Method | Investigator |
---|---|
Traction on cervical edges | Daskalakis, 2006; Yip, 1998 |
Moist swab to reduce | Olatunbosun, 1981; Daskalakis, 2006 |
General anesthesia | MacDougall, 1991; Olatunbosun, 1981; Yip, 1998 |
Multiple cervical stay sutures | Olatunbosun, 1981 |
Overfilling the bladder | Scheerer, 1989 |
Amnioreduction | Locatelli, 1999; MacDougall, 1991 |
Foley catheter | MacDougall, 1991; Yip, 1998 |
Inflated balloon | Tsatsaris, 2001 |
Steep Trendelenburg position | MacDougall, 1991; Olatunbosun, 1981; Tsatsaris, 2001; Yip, 1998 |
Knee-chest position | Ogawa, 1999 |
FIGURE 11-12
At times, the membranes may be exposed or prolapsed, creating interference and the potential for their inadvertent rupture. Traction with DeLee ovum forceps on the cervix combined with gentle elevation of a moistened sponge swab can push the membranes cephalad. Several other techniques to reduce exposed membranes are listed in Table 11-1.
Several randomized trials have evaluated transvaginal cerclage efficacy. Three of the earliest focused on placement of a prophylactic cerclage based on obstetric history. These are summarized in Table 11-2.

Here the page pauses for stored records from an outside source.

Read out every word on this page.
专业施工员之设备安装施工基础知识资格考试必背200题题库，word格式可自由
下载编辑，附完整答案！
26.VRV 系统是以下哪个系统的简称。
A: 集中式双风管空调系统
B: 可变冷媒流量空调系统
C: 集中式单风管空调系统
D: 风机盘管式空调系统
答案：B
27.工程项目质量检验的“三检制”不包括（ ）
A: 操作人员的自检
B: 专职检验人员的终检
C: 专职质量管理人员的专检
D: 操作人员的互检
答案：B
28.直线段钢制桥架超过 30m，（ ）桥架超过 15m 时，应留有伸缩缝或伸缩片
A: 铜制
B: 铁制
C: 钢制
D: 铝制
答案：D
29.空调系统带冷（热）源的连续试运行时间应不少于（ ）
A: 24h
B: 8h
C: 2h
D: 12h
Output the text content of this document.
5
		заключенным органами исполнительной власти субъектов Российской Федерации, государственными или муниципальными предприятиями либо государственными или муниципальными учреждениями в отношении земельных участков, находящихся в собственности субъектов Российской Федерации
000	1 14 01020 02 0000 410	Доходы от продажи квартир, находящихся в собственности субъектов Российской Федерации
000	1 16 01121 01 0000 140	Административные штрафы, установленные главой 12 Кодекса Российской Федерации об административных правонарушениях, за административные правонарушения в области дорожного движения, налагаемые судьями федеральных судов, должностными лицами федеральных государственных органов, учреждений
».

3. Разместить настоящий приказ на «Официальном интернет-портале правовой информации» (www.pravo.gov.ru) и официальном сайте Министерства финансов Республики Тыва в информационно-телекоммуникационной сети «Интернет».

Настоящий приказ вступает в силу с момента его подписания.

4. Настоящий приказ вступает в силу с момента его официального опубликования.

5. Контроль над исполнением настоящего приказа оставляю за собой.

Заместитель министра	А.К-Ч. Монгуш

Study | n | Obstetric History | Outcomes |
---|---|---|---|
Rush, 1984 | 194 | History of 2 to 4 pregnancies that ended spontaneously before 37 weeks, with at least 1 pregnancy that ended spontaneously between 14 and 36 weeks | No significant differences for rates of preterm birth before 37 weeks, low birthweight, neonatal mortality or morbidity. Cerclage patients had significantly longer hospitalizations. 18 of 96 women with cerclage and 12 of 98 women without cerclage had ruptured membranes (p = NS) |
Lazar, 1984 | 506 | Complex multifactor scoring chart: women with a moderate risk of preterm birth (scores ≥9 but <20) were eligible | No significant differences in the rates of preterm birth or perinatal deaths. Women with cerclage were twofold more likely to be hospitalized (p < .001) |
MRC/RCOG, 1993 | 1292 | Women were eligible if their obstetricians were uncertain whether to advise them to have a cerclage based on prior history | Fewer deliveries before 33 weeks (13 vs 17%, p = .03) and fewer very-low-birthweight neonates (10 vs 13%, p = .05) in the cerclage group, but the overall preterm birth rates were not significantly different (26 vs 31%, p = .07). Rates of miscarriage, stillbirth, and neonatal death did not differ. Hospital admission and tocolysis was more common in the cerclage group, among which there was a twofold increased risk of puerperal fever (p = .03) |
More recent randomized trials have studied sonographic screening of cervical length to guide cerclage placement. As shown in Table 11-3, screened cohorts were diverse and included women at low risk for pregnancy complication and women at risk for preterm birth. Of six prospective trials that investigated primarily singleton pregnancies, the results have been mixed. Four studies reported no benefit, and two showed more favorable outcomes.